Frank Auerbachİngiliz avangart sanatçı.
Doğum Tarihi: 29.04.1931
Ülke: |
İçindekiler:
Frank Auerbach’ın Biyografisi
Frank Auerbach, İngiliz avangart sanatçısı, 29 Nisan 1931’de Almanya’da doğdu. Yahudi kökenli olan Auerbach, yetenekli bir gençti. 1939’da İngiltere’deki Faversham Okulu’na programı ile gitti. Ancak savaşın patlak vermesi, ailesiyle iletişimini sonsuza dek kaybetmesine neden oldu. 1947’de Frank Auerbach İngiliz vatandaşı oldu ve sanat alanında iş aramaya başladı.
Erken Kariyer ve Eğitim
Auerbach ilk olarak tiyatro dünyasında adını duyurdu, Tavistock ve Torch tiyatrolarında çalıştı. Sahne başarısı elde etti ancak bu sanat formunda tatmin bulamadı. Geleceğini resimde gördü ve içgüdüsüne dayanarak hayali resimler oluşturmaya başladı. Tekniğini ve bilgisini geliştirmek için yetenekli sanatçı, ilk öğretmen ve rehberi olan David Bomberg’in bulunduğu Saint Martin’s Sanat Okulu’na kaydoldu. Eğitimi sırasında, Auerbach Paul Cézanne’ın tekniklerine odaklandı ve erken dönem eserlerinde birkaç yaklaşımını benimsedi. Eğitimini tamamladıktan sonra Frank Auerbach, Londra’daki Kraliyet Sanat Koleji’ne kaydoldu, burada karmaşık ve ciddi eserleriyle öğretmenlerini etkiledi.

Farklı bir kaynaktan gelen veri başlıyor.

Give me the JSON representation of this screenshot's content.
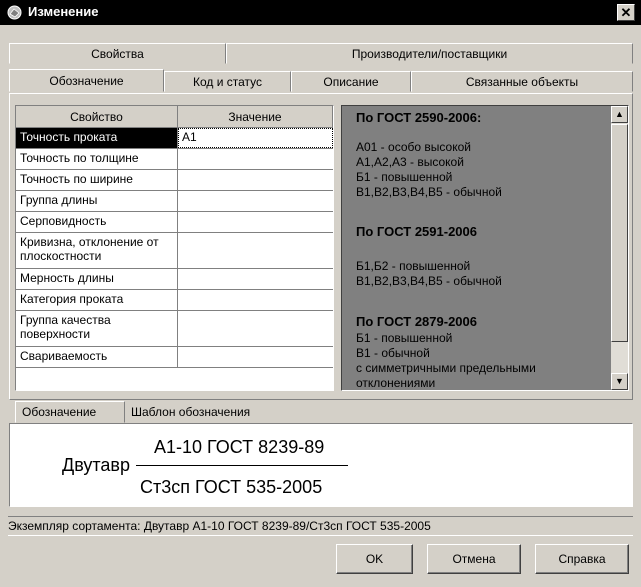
{
  "window": {
    "title": "Изменение",
    "close_glyph": "✕"
  },
  "tabs_row1": [
    "Свойства",
    "Производители/поставщики"
  ],
  "tabs_row2": [
    "Обозначение",
    "Код и статус",
    "Описание",
    "Связанные объекты"
  ],
  "table": {
    "headers": [
      "Свойство",
      "Значение"
    ],
    "rows": [
      {
        "name": "Точность проката",
        "value": "А1"
      },
      {
        "name": "Точность по толщине",
        "value": ""
      },
      {
        "name": "Точность по ширине",
        "value": ""
      },
      {
        "name": "Группа длины",
        "value": ""
      },
      {
        "name": "Серповидность",
        "value": ""
      },
      {
        "name": "Кривизна, отклонение от плоскостности",
        "value": ""
      },
      {
        "name": "Мерность длины",
        "value": ""
      },
      {
        "name": "Категория проката",
        "value": ""
      },
      {
        "name": "Группа качества поверхности",
        "value": ""
      },
      {
        "name": "Свариваемость",
        "value": ""
      }
    ]
  },
  "description": {
    "h1": "По ГОСТ 2590-2006:",
    "l1": "А01 - особо высокой",
    "l2": "А1,А2,А3 - высокой",
    "l3": "Б1 - повышенной",
    "l4": "В1,В2,В3,В4,В5 - обычной",
    "h2": "По ГОСТ 2591-2006",
    "l5": "Б1,Б2 - повышенной",
    "l6": "В1,В2,В3,В4,В5 - обычной",
    "h3": "По ГОСТ 2879-2006",
    "l7": "Б1 - повышенной",
    "l8": "В1 - обычной",
    "l9": "с симметричными предельными",
    "l10": "отклонениями"
  },
  "lower_tabs": [
    "Обозначение",
    "Шаблон обозначения"
  ],
  "designation": {
    "main": "Двутавр",
    "numerator": "А1-10 ГОСТ 8239-89",
    "denominator": "Ст3сп ГОСТ 535-2005"
  },
  "instance_text": "Экземпляр сортамента: Двутавр А1-10 ГОСТ 8239-89/Ст3сп ГОСТ 535-2005",
  "buttons": {
    "ok": "OK",
    "cancel": "Отмена",
    "help": "Справка"
  },
  "scroll": {
    "up": "▲",
    "down": "▼"
  }
}
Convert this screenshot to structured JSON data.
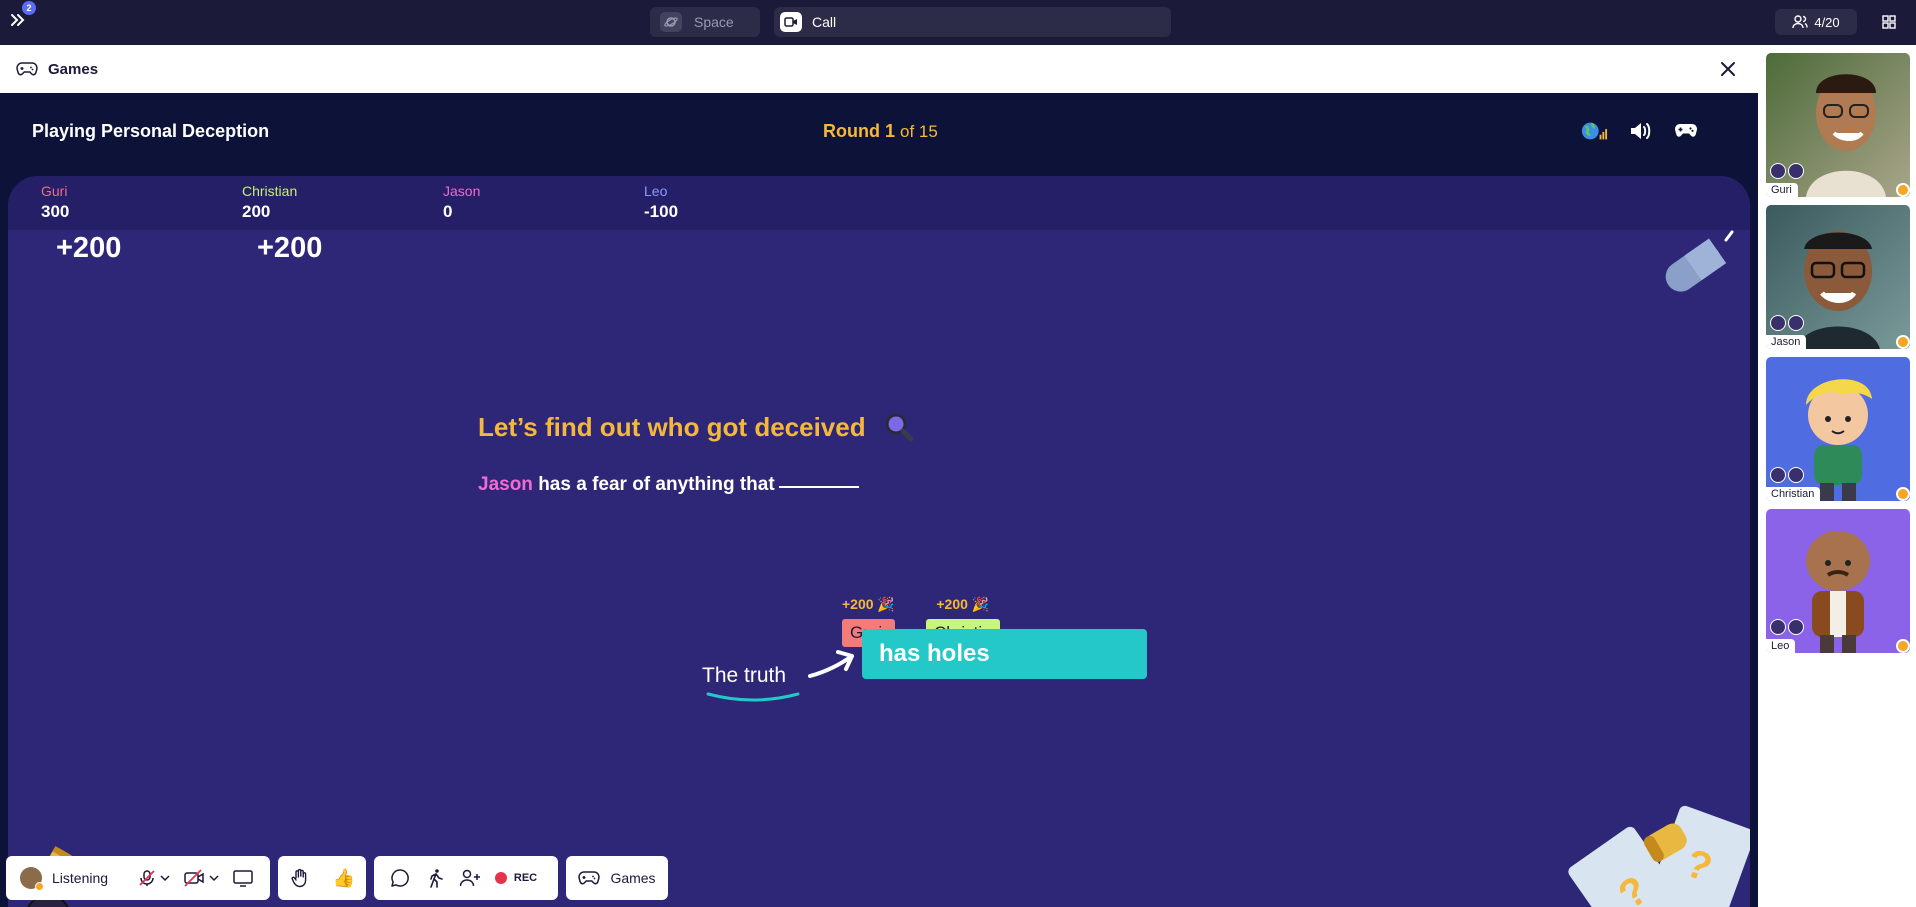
{
  "topbar": {
    "notification_count": "2",
    "space_label": "Space",
    "call_label": "Call",
    "participants": "4/20"
  },
  "games_header": {
    "title": "Games"
  },
  "game": {
    "playing_title": "Playing Personal Deception",
    "round_prefix": "Round",
    "round_number": "1",
    "round_total": "of 15",
    "scores": [
      {
        "name": "Guri",
        "points": "300",
        "color": "#f06b8a",
        "delta": "+200"
      },
      {
        "name": "Christian",
        "points": "200",
        "color": "#c9f06b",
        "delta": "+200"
      },
      {
        "name": "Jason",
        "points": "0",
        "color": "#f06bd2",
        "delta": ""
      },
      {
        "name": "Leo",
        "points": "-100",
        "color": "#8b9bff",
        "delta": ""
      }
    ],
    "headline": "Let’s find out who got deceived",
    "prompt": {
      "player": "Jason",
      "text": "has a fear of anything that"
    },
    "votes": [
      {
        "bonus": "+200",
        "name": "Guri",
        "color": "#f57a7a"
      },
      {
        "bonus": "+200",
        "name": "Christia",
        "color": "#c8f57a"
      }
    ],
    "truth_label": "The truth",
    "answer": "has holes"
  },
  "toolbar": {
    "status": "Listening",
    "rec_label": "REC",
    "games_label": "Games"
  },
  "sidebar": {
    "participants": [
      {
        "name": "Guri",
        "bg": "#6b7a55"
      },
      {
        "name": "Jason",
        "bg": "#4c6a6d"
      },
      {
        "name": "Christian",
        "bg": "#4f6de0"
      },
      {
        "name": "Leo",
        "bg": "#8a63e8"
      }
    ]
  }
}
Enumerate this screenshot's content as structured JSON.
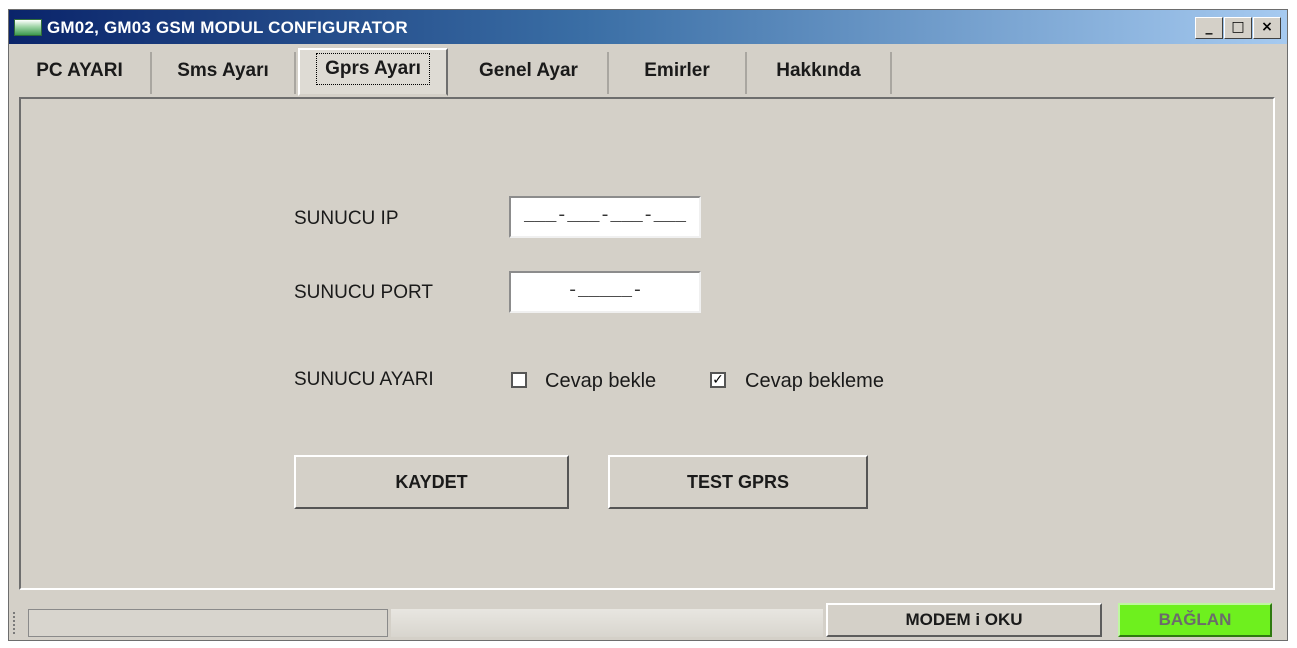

Sanatsal Tarzı ve Başarıları
Auerbach genellikle portre resmine odaklandı, ancak eserleri bu türün geleneksel temsillerinden önemli ölçüde sapıyordu. Konularını kalın ve cesur fırça darbeleriyle betimledi ve bazen portrelerdeki kişilerin kimliklerinin anlaşılması zor olabiliyordu. Ancak resimleri güçlü ve canlı bir izlenim bırakıyordu. 1973 yılında Auerbach, Milano’da bir koleksiyon ile ilk sergisini gerçekleştirdi. 1986 yılında uluslararası alanda en parlak çağdaş sanatçılardan biri olarak tanındı.
Auerbach, portre resmi dışında çeşitli mekanları süslemede de yer aldı ve 17. Venedik Bienali’nde Britanya Pavyonu’nun tasarımcısıydı. Frank Auerbach, olağanüstü ve canlı eserleriyle adını duyurdu. Modellerini bilinçli bir şekilde seçmedi, genellikle arkadaşlarını ve tanıdıklarını resmetti. Sanatçı, sıradışı özelliklere ve ilginç formlara çekilirdi, bu da tablolarını daha da benzersiz hale getiriyordu. Eşi Juliet Yardley Mills, en iyi modellerinden biri haline geldi ve onun birçok portresi prestijli sanat ödülleriyle ödüllendirildi.